C’est le cas notamment de Fabien Lacorre, copropriétaire du Manoir Lac-Etchemin, qui dit très mal vivre cette nouvelle fermeture.

« Les deux autres fermetures, on a fait avec et on a su s’adapter, mais celle-ci nous a mis K-O pas mal je dois l’avouer, surtout que ça s’est fait vite et sans prévenir », mentionne-t-il en ajoutant qu’en ce qui concerne leur commerce, d’importantes commandes en vue du week-end avaient été placées le mercredi dans la journée et n’ont pu être annulées, la décision gouvernementale ayant été rendue à 17 h le jour même.

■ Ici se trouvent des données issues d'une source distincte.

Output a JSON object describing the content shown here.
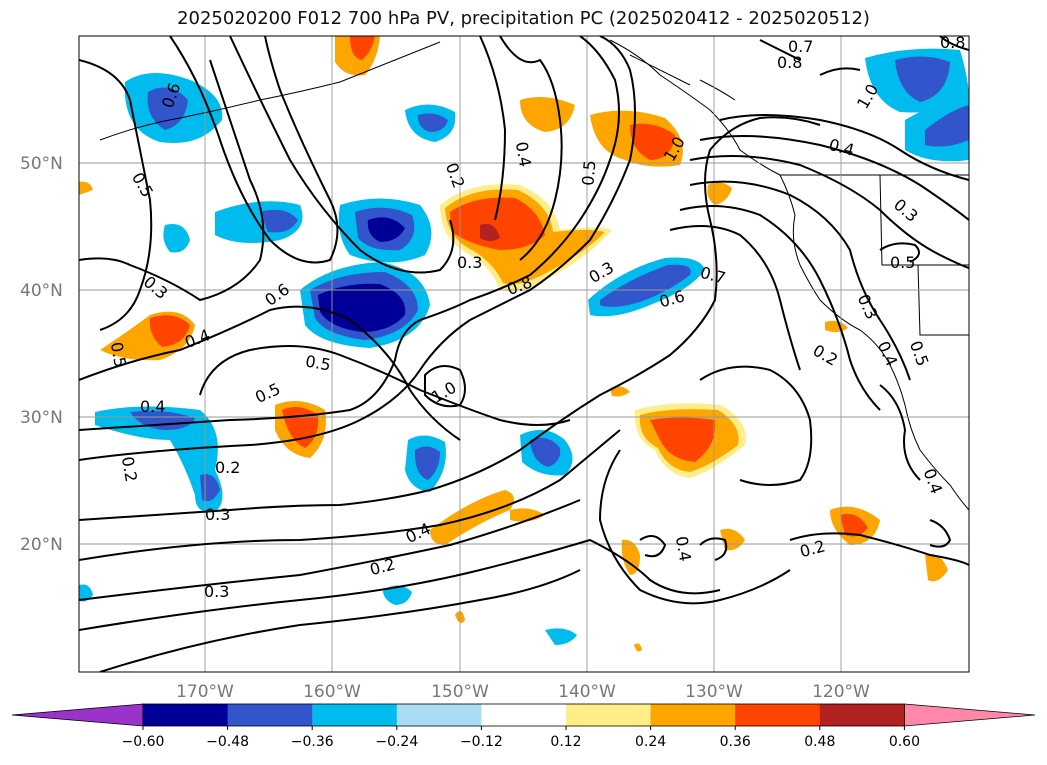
{
  "title": "2025020200 F012 700 hPa PV, precipitation PC (2025020412 - 2025020512)",
  "lat_labels": [
    "50°N",
    "40°N",
    "30°N",
    "20°N"
  ],
  "lon_labels": [
    "170°W",
    "160°W",
    "150°W",
    "140°W",
    "130°W",
    "120°W"
  ],
  "colorbar": {
    "ticks": [
      "−0.60",
      "−0.48",
      "−0.36",
      "−0.24",
      "−0.12",
      "0.12",
      "0.24",
      "0.36",
      "0.48",
      "0.60"
    ],
    "colors": [
      "#9933cc",
      "#000099",
      "#3355cc",
      "#00bbee",
      "#aaddf5",
      "#ffffff",
      "#ffee88",
      "#ffa500",
      "#ff4400",
      "#b22222",
      "#ff88aa"
    ]
  },
  "contour_labels": [
    "0.6",
    "0.5",
    "0.3",
    "0.4",
    "0.5",
    "0.4",
    "0.2",
    "0.3",
    "0.2",
    "0.6",
    "0.5",
    "0.5",
    "0.3",
    "0.4",
    "0.2",
    "0.3",
    "0.2",
    "0.8",
    "0.3",
    "0.4",
    "0.5",
    "1.0",
    "1.0",
    "0.7",
    "0.6",
    "0.8",
    "0.7",
    "0.8",
    "1.0",
    "0.4",
    "0.3",
    "0.5",
    "0.3",
    "0.4",
    "0.5",
    "0.2",
    "0.2",
    "0.4",
    "0.4"
  ]
}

« Ils sont en train de tuer notre industrie. Je ne sais pas à quoi ils jouent, d’autant plus qu’il n’y a pas eu d’éclosions dans les restaurants à ma connaissance. Chez nous, on maîtrise la situation et on a de l’espace. Des représentants de la santé publique et de la CNESST sont venus nous visiter à deux reprises et tout était correct pour eux. La Sûreté du Québec est venue contrôler pour l’alcool et la distanciation et on a reçu des félicitations de leur part », ajoute-t-il en rappelant que selon lui, les mesures sanitaires et la distanciation physiques sont plus faciles à respecter dans les restaurants que lors des rassemblements privés ou dans les cabanes à sucre, par exemple.

« Lors des deux derniers confinements, on a su se réinventer. Au printemps et à l’été 2020, on a sorti le food-truck et au deuxième confinement, on a refait une carte plus casse-croûte, car c’est plus facile à emporter. Cette fois-ci cependant, on n’a plus le goût de se réinventer, nous sommes à bout. On va prendre la carte régulière de salle à manger et on va faire du prêt-à-emporter avec cela, en attendant de voir ce qui se passera après le 12 avril. »

Injustice

M. Lacorre dit trouver injuste la fermeture des salles à manger où selon lui il n’y a jamais eu de cas ou d’éclosions prouvées. « Qu’ils me prouvent qu’il y a eu des éclosions dans les restaurants et là, on discutera. Quand il y a eu une éclosion chez Olymel, ils n’ont pas fermé l’usine pour autant », poursuit-il.

Quant à l’aide gouvernementale promise, il dit n’avoir rien à dire contre le fédéral du fait que l’argent entre rapidement. « Au niveau provincial, c’est autre chose. Ça passe par les MRC et on en a eu, mais ce sont des prêts. Il y a d’autres montants qui s’en viennent, mais ça n’ira pas avant avril ou mai et c’est compliqué. On n’a pas de cadeau ou de rabais sur nos permis comme ceux du MAPAQ ou le permis d’alcool. Si on avait des breaks comme pour les permis du fédéral, ça nous aiderait. »

Dans toute cette saga, M. Lacorre a tenu à souligner le soutien de la clientèle et de la communauté, notamment celui de la copropriétaire du Belvédère du Lac, Marie-Hélène Lepage, qui lui a offert de racheter les surplus de sa commande de fruits et légumes qu’il n’utilisera pas pour Pâques.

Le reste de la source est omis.